Добавить в цитаты Настройки чтения

Страница 78 из 113

— Знаю, знаю пьесу, — впервые солгал он. — Я прочел роман, знаю ваш уровень…

— Сколько людей пишут прозу, а пьесы у них не получаются.

— Если я иду на риск, то это — мой риск.

Впоследствии я узнал, что Краснощеков в годы нэпа был владельцем нескольких комиссионных магазинов, в том числе и в Столешниковом переулке, сидел в тюрьме и лагере, после войны снова оказался богатейшим человеком, владельцем дачи в Валентиновке по Ярославской дороге, а «крышей» его сделался какой-то писательский групком. Он оказался «автором» нескольких наверняка купленных одноактовок, но для вступления в Союз писателей нужно было нечто посерьезнев.

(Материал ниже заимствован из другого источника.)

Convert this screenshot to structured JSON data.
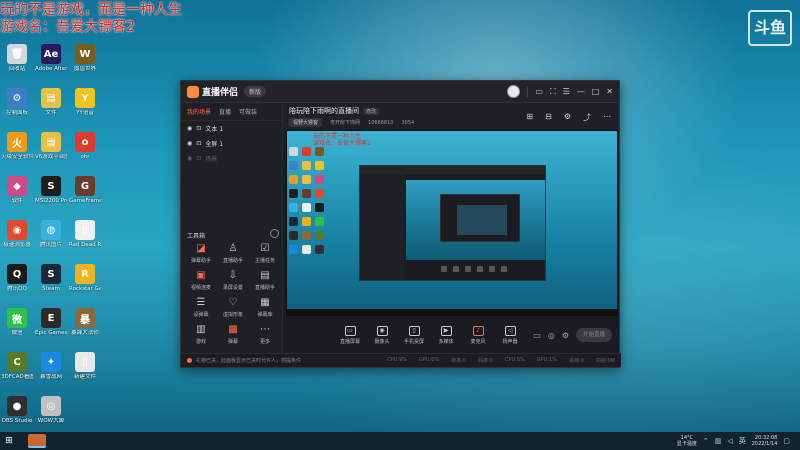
{
  "overlay": {
    "line1": "玩的不是游戏，而是一种人生",
    "line2": "游戏名：吾爱大镖客2"
  },
  "brand_mark": "斗鱼",
  "desktop_icons": [
    {
      "label": "回收站",
      "icon": "recycle-bin-icon",
      "color": "#cfd8dc",
      "glyph": "🗑"
    },
    {
      "label": "Adobe After Effects 2020",
      "icon": "after-effects-icon",
      "color": "#2a1a5e",
      "glyph": "Ae"
    },
    {
      "label": "魔兽世界",
      "icon": "wow-icon",
      "color": "#7a5a1e",
      "glyph": "W"
    },
    {
      "label": "控制面板",
      "icon": "control-panel-icon",
      "color": "#3c7fc8",
      "glyph": "⚙"
    },
    {
      "label": "文件",
      "icon": "folder-icon",
      "color": "#e8c046",
      "glyph": "▤"
    },
    {
      "label": "YY语音",
      "icon": "yy-icon",
      "color": "#f4c21c",
      "glyph": "Y"
    },
    {
      "label": "火绒安全软件",
      "icon": "huorong-icon",
      "color": "#f29b1a",
      "glyph": "火"
    },
    {
      "label": "V6游戏平台图标",
      "icon": "folder-icon",
      "color": "#e8c046",
      "glyph": "▤"
    },
    {
      "label": "ohr",
      "icon": "app-icon",
      "color": "#e03a2e",
      "glyph": "o"
    },
    {
      "label": "软件",
      "icon": "software-icon",
      "color": "#d04a8a",
      "glyph": "◆"
    },
    {
      "label": "MSI2200 Pro Game...",
      "icon": "msi-icon",
      "color": "#1e1e1e",
      "glyph": "S"
    },
    {
      "label": "GameFramet Tha Com...",
      "icon": "game-icon",
      "color": "#6a3a2a",
      "glyph": "G"
    },
    {
      "label": "极速浏览器",
      "icon": "chrome-icon",
      "color": "#e04a2a",
      "glyph": "◉"
    },
    {
      "label": "腾讯图片",
      "icon": "tencent-photo-icon",
      "color": "#3ab0e0",
      "glyph": "◍"
    },
    {
      "label": "Red Dead Redempti...",
      "icon": "file-icon",
      "color": "#f0f0f0",
      "glyph": "▯"
    },
    {
      "label": "腾讯QQ",
      "icon": "qq-icon",
      "color": "#1a1a1a",
      "glyph": "Q"
    },
    {
      "label": "Steam",
      "icon": "steam-icon",
      "color": "#1b2838",
      "glyph": "S"
    },
    {
      "label": "Rockstar Games...",
      "icon": "rockstar-icon",
      "color": "#f2b21c",
      "glyph": "R"
    },
    {
      "label": "微信",
      "icon": "wechat-icon",
      "color": "#2ec24a",
      "glyph": "微"
    },
    {
      "label": "Epic Games Launcher",
      "icon": "epic-icon",
      "color": "#2a2a2a",
      "glyph": "E"
    },
    {
      "label": "暴躁大法师",
      "icon": "game-icon",
      "color": "#8a6a3a",
      "glyph": "暴"
    },
    {
      "label": "3DFCAD看图软件",
      "icon": "cad-icon",
      "color": "#5a7a2a",
      "glyph": "C"
    },
    {
      "label": "暴雪战网",
      "icon": "battlenet-icon",
      "color": "#1a8ae0",
      "glyph": "✦"
    },
    {
      "label": "新建文件",
      "icon": "file-icon",
      "color": "#e8e8e8",
      "glyph": "▯"
    },
    {
      "label": "OBS Studio",
      "icon": "obs-icon",
      "color": "#302e31",
      "glyph": "●"
    },
    {
      "label": "WOW大脚",
      "icon": "wow-bigfoot-icon",
      "color": "#c0c0c0",
      "glyph": "◎"
    }
  ],
  "app": {
    "name": "直播伴侣",
    "version_badge": "新版",
    "left_tabs": [
      "我的场景",
      "直播",
      "可做装"
    ],
    "scenes": [
      {
        "name": "文本 1",
        "dim": false
      },
      {
        "name": "全屏 1",
        "dim": false
      },
      {
        "name": "场景",
        "dim": true
      }
    ],
    "tools_title": "工具箱",
    "tools": [
      {
        "label": "弹幕助手",
        "glyph": "◪",
        "hot": true
      },
      {
        "label": "直播助手",
        "glyph": "♙",
        "hot": false
      },
      {
        "label": "主播任务",
        "glyph": "☑",
        "hot": false
      },
      {
        "label": "视频连麦",
        "glyph": "▣",
        "hot": true
      },
      {
        "label": "录屏设置",
        "glyph": "⇩",
        "hot": false
      },
      {
        "label": "直播助手",
        "glyph": "▤",
        "hot": false
      },
      {
        "label": "设弹幕",
        "glyph": "☰",
        "hot": false
      },
      {
        "label": "虚拟形象",
        "glyph": "♡",
        "hot": false
      },
      {
        "label": "弹幕库",
        "glyph": "▦",
        "hot": false
      },
      {
        "label": "游戏",
        "glyph": "▥",
        "hot": false
      },
      {
        "label": "弹幕",
        "glyph": "▩",
        "hot": true
      },
      {
        "label": "更多",
        "glyph": "⋯",
        "hot": false
      }
    ],
    "room": {
      "title": "陪玩陪下雨啊的直播间",
      "edit_label": "修改",
      "chip": "视野大镖客",
      "meta1": "粤开房下饰网",
      "meta2": "10666810",
      "meta3": "3054"
    },
    "room_tool_icons": [
      "gift-icon",
      "cart-icon",
      "settings-icon",
      "share-icon",
      "more-icon"
    ],
    "preview_text": [
      "玩的不是一种人生",
      "游戏名：吾爱大镖客2"
    ],
    "controls": [
      {
        "label": "直播屏幕",
        "glyph": "▭",
        "mic": false
      },
      {
        "label": "摄像头",
        "glyph": "◉",
        "mic": false
      },
      {
        "label": "手机投屏",
        "glyph": "▯",
        "mic": false
      },
      {
        "label": "多媒体",
        "glyph": "▶",
        "mic": false
      },
      {
        "label": "麦克风",
        "glyph": "♪",
        "mic": true
      },
      {
        "label": "扬声器",
        "glyph": "◁",
        "mic": false
      }
    ],
    "go_live_label": "开始直播",
    "notice_text": "礼物已关，此面板显示已关时允许人，前提条件",
    "stats": [
      "CPU:9%",
      "GPU:0%",
      "帧率:0",
      "码率:0",
      "CPU:5%",
      "GPU:1%",
      "丢帧:0",
      "内存:0M"
    ]
  },
  "taskbar": {
    "weather_temp": "14°C",
    "weather_desc": "显卡温度",
    "time": "20:32:08",
    "date": "2022/1/14"
  }
}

— Кроме денег предлагаю вам домик на дачном участке в Валентиновке, там у меня второе строение. Можете жить сколько угодно, привезете семью…

И это не от щедрости душевной! Получив меня в квартиранты, он заполучал постоянного «негра». Театралов, надо думать, рассказал ему, что как завлит я всегда предпочитал две-три недели самому повозиться с чужой пьесой, перекроить ее, вместо того чтобы тратить время на споры и «утоление» задетого авторского самолюбия.

Краснощеков все знал обо мне и брал меня живьем.

Я почувствовал опасность. Опасность не потери пьесы — бог с ней! — потери себя после всего, что пришлось вынести.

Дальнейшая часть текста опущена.